Metronapoli
- Company type: Joint stock
- Industry: Transportation
- Founded: 26 July 2000
- Defunct: 31 October 2013
- Successor: Azienda Napoletana Mobilità s.p.a. (ANM)
- Headquarters: Naples, Italy
- Services: Public transport (Metro system and funicular cable railway)
- Number of employees: 550
- Parent: Comune di Napoli

= Metronapoli =

Italian transport company, 2000–2013

Metronapoli SpA was an Italian company responsible for the provision of public transport in the city of Naples, and its primary function was the operation and maintenance of the Naples Metro system. It was founded on 26 July 2000 and became operational on 1 February 2001. Metronapoli was a fully state-controlled joint-stock corporation. Its functions were absorbed by Azienda Napoletana Mobilità s.p.a. (ANM) on 1 November 2013.

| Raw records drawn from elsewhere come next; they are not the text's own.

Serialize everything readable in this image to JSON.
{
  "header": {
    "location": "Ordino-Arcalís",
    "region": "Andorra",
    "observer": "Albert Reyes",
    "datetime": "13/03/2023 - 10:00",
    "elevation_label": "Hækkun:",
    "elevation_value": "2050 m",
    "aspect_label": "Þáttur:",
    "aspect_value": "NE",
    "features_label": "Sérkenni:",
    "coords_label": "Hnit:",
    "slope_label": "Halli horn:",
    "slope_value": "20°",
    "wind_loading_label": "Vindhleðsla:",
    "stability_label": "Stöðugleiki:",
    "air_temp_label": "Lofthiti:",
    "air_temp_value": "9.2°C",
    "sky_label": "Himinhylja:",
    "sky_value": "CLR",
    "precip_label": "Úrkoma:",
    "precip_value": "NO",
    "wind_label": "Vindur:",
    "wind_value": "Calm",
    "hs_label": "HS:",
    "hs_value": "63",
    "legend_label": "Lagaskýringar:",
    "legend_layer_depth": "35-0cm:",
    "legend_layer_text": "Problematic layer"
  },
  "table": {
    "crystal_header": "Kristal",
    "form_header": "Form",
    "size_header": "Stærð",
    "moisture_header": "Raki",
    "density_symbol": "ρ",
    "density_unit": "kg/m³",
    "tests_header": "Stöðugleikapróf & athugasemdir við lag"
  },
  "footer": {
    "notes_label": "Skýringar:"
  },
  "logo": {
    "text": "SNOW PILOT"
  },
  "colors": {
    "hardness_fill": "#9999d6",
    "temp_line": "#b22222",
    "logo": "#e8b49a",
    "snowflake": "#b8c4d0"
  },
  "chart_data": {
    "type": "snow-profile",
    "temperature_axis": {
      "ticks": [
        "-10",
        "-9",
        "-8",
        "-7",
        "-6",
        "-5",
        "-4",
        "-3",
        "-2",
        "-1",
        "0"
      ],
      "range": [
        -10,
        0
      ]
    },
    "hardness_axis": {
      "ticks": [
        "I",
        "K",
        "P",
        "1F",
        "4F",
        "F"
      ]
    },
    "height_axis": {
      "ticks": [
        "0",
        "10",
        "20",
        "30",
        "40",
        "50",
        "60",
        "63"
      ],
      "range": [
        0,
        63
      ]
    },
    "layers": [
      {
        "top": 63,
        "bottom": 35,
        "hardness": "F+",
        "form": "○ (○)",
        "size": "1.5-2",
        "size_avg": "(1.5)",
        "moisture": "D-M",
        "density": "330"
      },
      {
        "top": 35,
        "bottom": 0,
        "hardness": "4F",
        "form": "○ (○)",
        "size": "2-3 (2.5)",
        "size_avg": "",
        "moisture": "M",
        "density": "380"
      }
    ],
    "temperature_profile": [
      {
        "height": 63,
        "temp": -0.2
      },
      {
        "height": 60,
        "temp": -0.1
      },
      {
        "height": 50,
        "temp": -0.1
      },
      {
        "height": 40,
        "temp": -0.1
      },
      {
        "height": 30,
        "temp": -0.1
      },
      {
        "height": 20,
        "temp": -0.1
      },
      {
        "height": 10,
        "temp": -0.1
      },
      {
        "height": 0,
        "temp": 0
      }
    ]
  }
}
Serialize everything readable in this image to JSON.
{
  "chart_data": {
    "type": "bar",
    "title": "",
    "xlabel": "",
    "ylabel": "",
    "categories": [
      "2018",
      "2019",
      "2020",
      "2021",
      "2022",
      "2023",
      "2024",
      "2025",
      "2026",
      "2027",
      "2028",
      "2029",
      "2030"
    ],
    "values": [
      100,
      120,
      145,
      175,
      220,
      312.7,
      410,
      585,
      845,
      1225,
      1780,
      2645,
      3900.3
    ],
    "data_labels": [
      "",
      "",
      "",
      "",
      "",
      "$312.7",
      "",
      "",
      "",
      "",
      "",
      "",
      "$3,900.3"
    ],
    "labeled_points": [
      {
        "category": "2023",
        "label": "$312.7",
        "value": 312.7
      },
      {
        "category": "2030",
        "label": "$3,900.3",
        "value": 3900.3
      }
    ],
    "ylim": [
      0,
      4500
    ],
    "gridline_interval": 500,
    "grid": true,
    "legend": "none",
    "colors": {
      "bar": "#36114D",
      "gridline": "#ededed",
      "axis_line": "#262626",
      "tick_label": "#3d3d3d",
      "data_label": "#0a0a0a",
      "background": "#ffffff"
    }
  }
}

Metronapoli was a subsidiary company controlled by two organisations, initially three. From 2001 to 2005, the Comune di Napoli (City of Naples government) had a 51% holding stake in the company shares, giving them a controlling ownership, while Trenitalia held a 38% stake and ANM held the remaining 11%. Trenitalia sold its shares to the municipal government in November 2005, and at the end of 2005 the latter's stake had grown to 99%, with just 1% owned by ANM.

Metronapoli operated the transport services and maintenance of Line 1 and Line 6 of the metro system, as well as the four funicular railways (Central Funicular, Chiaia Funicular, Mergellina Funicular and Montesanto Funicular).

Metronapoli also operated Line 2, a commuter rail line, from 2001 until 2005. Operation of line 2 was taken over by Trenitalia in November 2005.